Whether from television shows like Jamie Oliver's Food Revolution, blogs like Fed Up with Lunch or countless studies about childhood obesity, parents and schools are becoming more health-conscious when it comes to school lunches.

The Washington Post reports that the USDA's farm-to-school initiative, which provides schools with food from regional and local farms, is more popular than ever. While it's unclear exactly how many schools participate, according to the Post, the National Farm to School Network estimates there are about 2,500 programs in more than 10,000 schools nationwide.

Wanting to find out more about what works and what can be improved, the USDA traveled to 15 school districts across the country participating in the program and compiled a report on their findings.
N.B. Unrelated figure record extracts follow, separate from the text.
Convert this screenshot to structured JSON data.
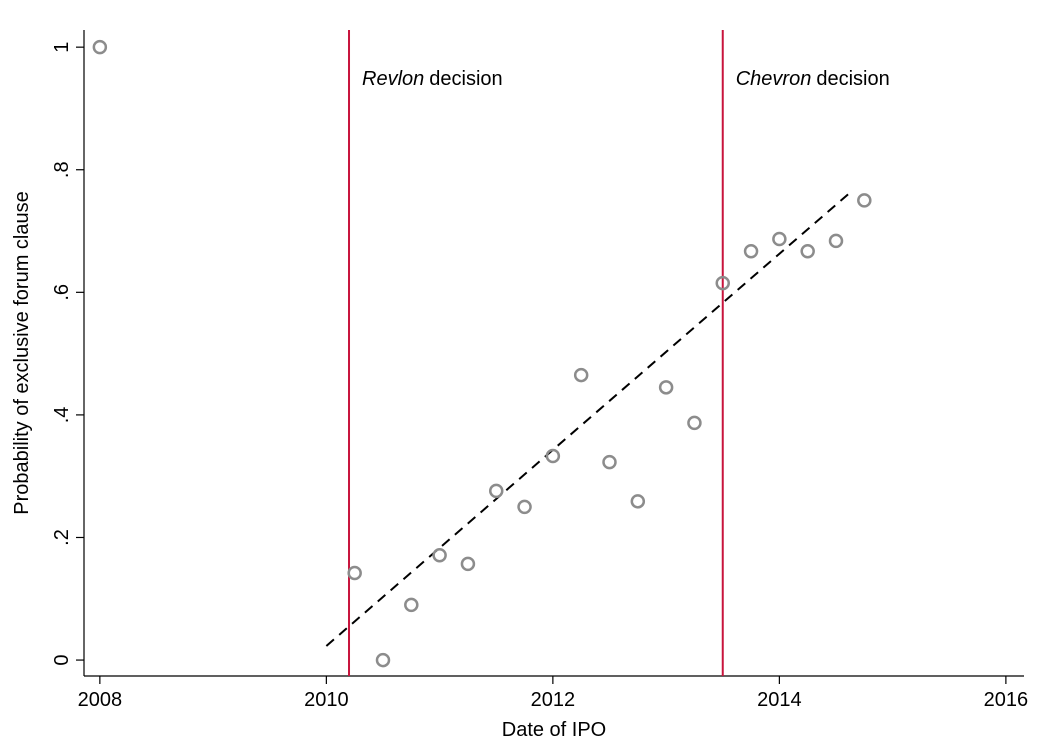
{
  "chart_data": {
    "type": "scatter",
    "x_label": "Date of IPO",
    "y_label": "Probability of exclusive forum clause",
    "xlim": [
      2007.86,
      2016.16
    ],
    "ylim": [
      -0.026,
      1.028
    ],
    "xticks": [
      2008,
      2010,
      2012,
      2014,
      2016
    ],
    "yticks": [
      0,
      {
        "value": 0.2,
        "label": ".2"
      },
      {
        "value": 0.4,
        "label": ".4"
      },
      {
        "value": 0.6,
        "label": ".6"
      },
      {
        "value": 0.8,
        "label": ".8"
      },
      1
    ],
    "grid": false,
    "color": "#8c8c8c",
    "x": [
      2008,
      2010.25,
      2010.5,
      2010.75,
      2011,
      2011.25,
      2011.5,
      2011.75,
      2012,
      2012.25,
      2012.5,
      2012.75,
      2013,
      2013.25,
      2013.5,
      2013.75,
      2014,
      2014.25,
      2014.5,
      2014.75
    ],
    "values": [
      1.0,
      0.142,
      0.0,
      0.09,
      0.171,
      0.157,
      0.276,
      0.25,
      0.333,
      0.465,
      0.323,
      0.259,
      0.445,
      0.387,
      0.615,
      0.667,
      0.687,
      0.667,
      0.684,
      0.75
    ],
    "fit": {
      "x": [
        2010.0,
        2014.62
      ],
      "y": [
        0.023,
        0.762
      ],
      "color": "#000000"
    },
    "annotations": [
      {
        "x": 2010.2,
        "emphasis": "Revlon",
        "text": "decision",
        "color": "#c8143c"
      },
      {
        "x": 2013.5,
        "emphasis": "Chevron",
        "text": "decision",
        "color": "#c8143c"
      }
    ]
  }
}
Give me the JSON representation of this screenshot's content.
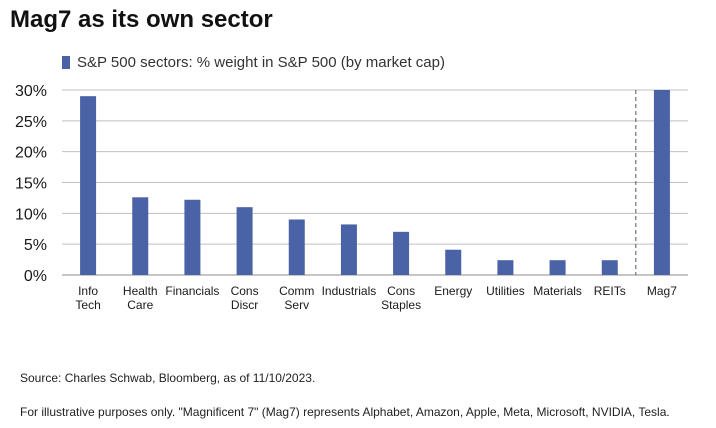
{
  "title": "Mag7 as its own sector",
  "footnotes": {
    "source": "Source: Charles Schwab, Bloomberg, as of 11/10/2023.",
    "disclaimer": "For illustrative purposes only.  \"Magnificent 7\" (Mag7) represents Alphabet, Amazon, Apple, Meta, Microsoft, NVIDIA, Tesla."
  },
  "colors": {
    "bar": "#4a62a6",
    "grid": "#bfbfbf",
    "divider": "#555555"
  },
  "chart_data": {
    "type": "bar",
    "title": "Mag7 as its own sector",
    "xlabel": "",
    "ylabel": "",
    "ylim": [
      0,
      30
    ],
    "yticks": [
      0,
      5,
      10,
      15,
      20,
      25,
      30
    ],
    "ytick_labels": [
      "0%",
      "5%",
      "10%",
      "15%",
      "20%",
      "25%",
      "30%"
    ],
    "grid": true,
    "legend": "top-left",
    "series": [
      {
        "name": "S&P 500 sectors: % weight in S&P 500 (by market cap)",
        "values": [
          29.0,
          12.6,
          12.2,
          11.0,
          9.0,
          8.2,
          7.0,
          4.1,
          2.4,
          2.4,
          2.4,
          30.0
        ]
      }
    ],
    "categories": [
      [
        "Info",
        "Tech"
      ],
      [
        "Health",
        "Care"
      ],
      [
        "Financials"
      ],
      [
        "Cons",
        "Discr"
      ],
      [
        "Comm",
        "Serv"
      ],
      [
        "Industrials"
      ],
      [
        "Cons",
        "Staples"
      ],
      [
        "Energy"
      ],
      [
        "Utilities"
      ],
      [
        "Materials"
      ],
      [
        "REITs"
      ],
      [
        "Mag7"
      ]
    ],
    "annotations": [
      "dashed vertical separator before Mag7"
    ]
  }
}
The good news is that farm-to-school programs offer other benefits beyond tastier, healthier lunches. They also teach kids about agriculture and where their food comes from and in many cases, help introduce them to fruits and vegetables for the first time. An added bonus, farm-to-school programs provide an economic boost for rural communities and farmers who need the steady business.

The bad news? According to the report, many food service workers do not have the basic tools or skills to work with fresh produce. More funding is needed to provide this equipment and training and educational programs for students.

With that in mind, the USDA is ramping up its efforts to help get more farm-grown foods in cafeterias, including the launch of a new pilot program that will make it easier for schools in Michigan and Florida to use federal money to buy locally-grown produce, which has been difficult under the current rules. If this change works, it may be expanded nationwide.

Other efforts include a nationwide survey to learn more about how schools across the country are participating, raising more awareness about the farm-to-school program and more efforts to connect farmers to schools.

So if your child's school lunches aren't farm-fresh now, there's a chance they might be soon.